Un paisaje que quizás pueda volver algún día. No es ninguna locura. De seguir la tendencia actual, la 'tropicalización' europea podría ser ya evidente, digamos, más allá del año 2100. “Pero debemos confiar en que el ser humano será capaz de revertir el proceso actual de calentamiento, con su capacidad científica y técnica. La solución es sencilla: reducir las emisiones de gases de efecto invernadero que hemos introducido de forma artificial y que han modificado el balance energético de nuestro planeta hasta generar una tendencia al calentamiento térmico, tal y como se está registrando. Pero de no ser así, es decir, si continuamos maltratando nuestra atmósfera con emisiones que generan efecto invernadero antrópico, está claro cuál sería la tendencia. La historia del clima terrestre nos lo muestra: un clima mucho más cálido, que tendría rasgos de subtropicalidad en el sur de Europa, sin duda”, advierte el Prof. Olcina.
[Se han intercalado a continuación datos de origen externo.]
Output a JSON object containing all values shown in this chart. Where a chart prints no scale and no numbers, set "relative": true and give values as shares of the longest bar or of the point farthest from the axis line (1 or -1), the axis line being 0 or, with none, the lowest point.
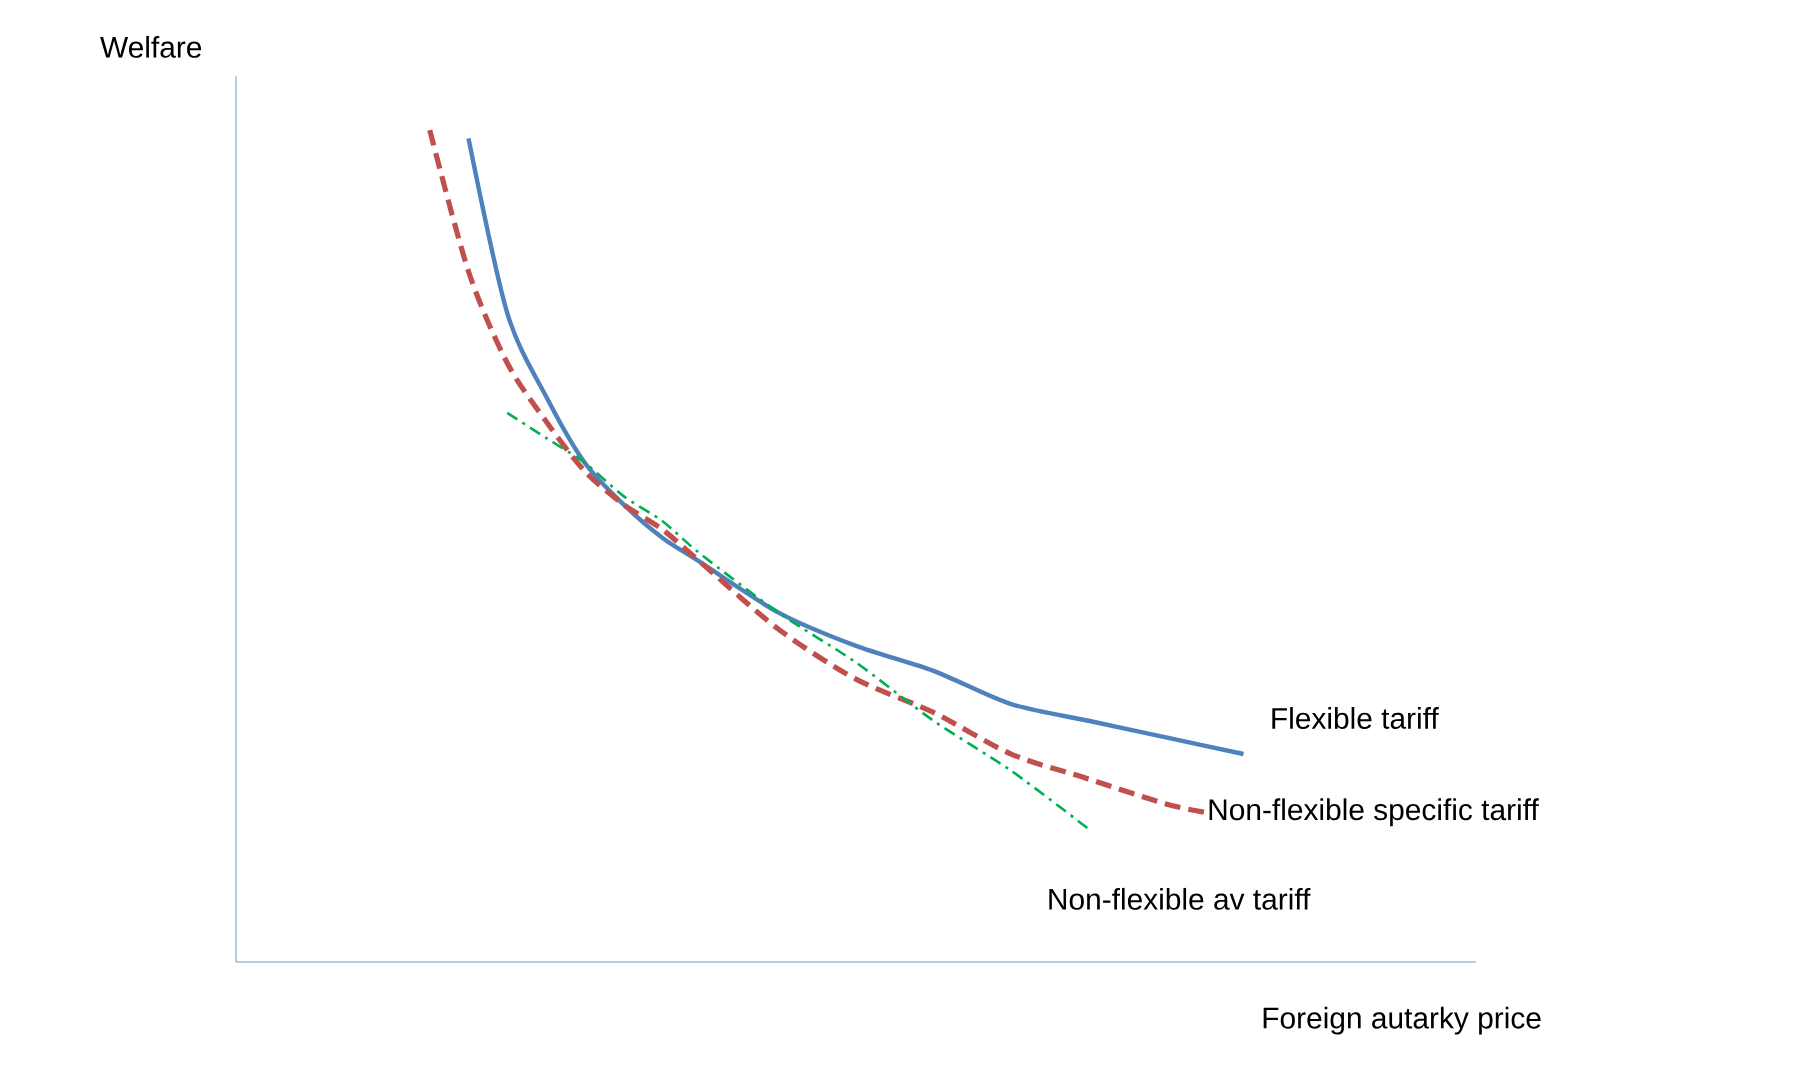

Lo curioso del caso es que, cronológicamente hablando, la tan notoria intervención del ser humano en la fisonomía y ahora también en el termómetro del planeta Tierra ocupa muy poco espacio en el reloj de la historia. Es, como quien dice, un suspiro imperceptible entre los latidos de las manecillas:
«Si los cuatro mil quinientos millones de años de historia de la Tierra se redujeran a un día y se proyectaran como una película, se sucederían más de tres millones de años de metraje por minuto. Veríamos cómo los ecosistemas se forman y decaen con rapidez a medida que las especies que constituyen sus partes vivas aparecen y se extinguen. Veríamos cómo los continentes se desplazan, las condiciones climáticas cambian en un abrir y cerrar de ojos, y acontecimientos súbitos y dramáticos eliminan longevas comunidades con consecuencias devastadoras. La extinción masiva que terminó con los pterosaurios, los plesiosaurios y todos los dinosaurios no aviares se mostraría veintiún minutos antes de acabar la película. La historia humana escrita comenzaría en la última décima de segundo […] En la mitad de la última décima de segundo de ese pasado concentrado se construyó en Egipto, cerca de la actual ciudad de Luxor, un complejo de templos funerarios donde fue sepultado el faraón Ramsés II. Todo lo ocurrido desde la construcción del Ramesseum es un simple pestañeo frente al abismal precipicio del tiempo geológico, y, sin embargo, esa construcción se considera un proverbial recordatorio de la transitoriedad», describe el autor de 'Otros mundos'.
Nunca en tan poco tiempo habían pasado -y pasan- tantas y tantas cosas por obra y gracia de una especie. La humanidad debe pensar ahora cómo seguir sumando suspiros sin averiar la maquinaria relojera.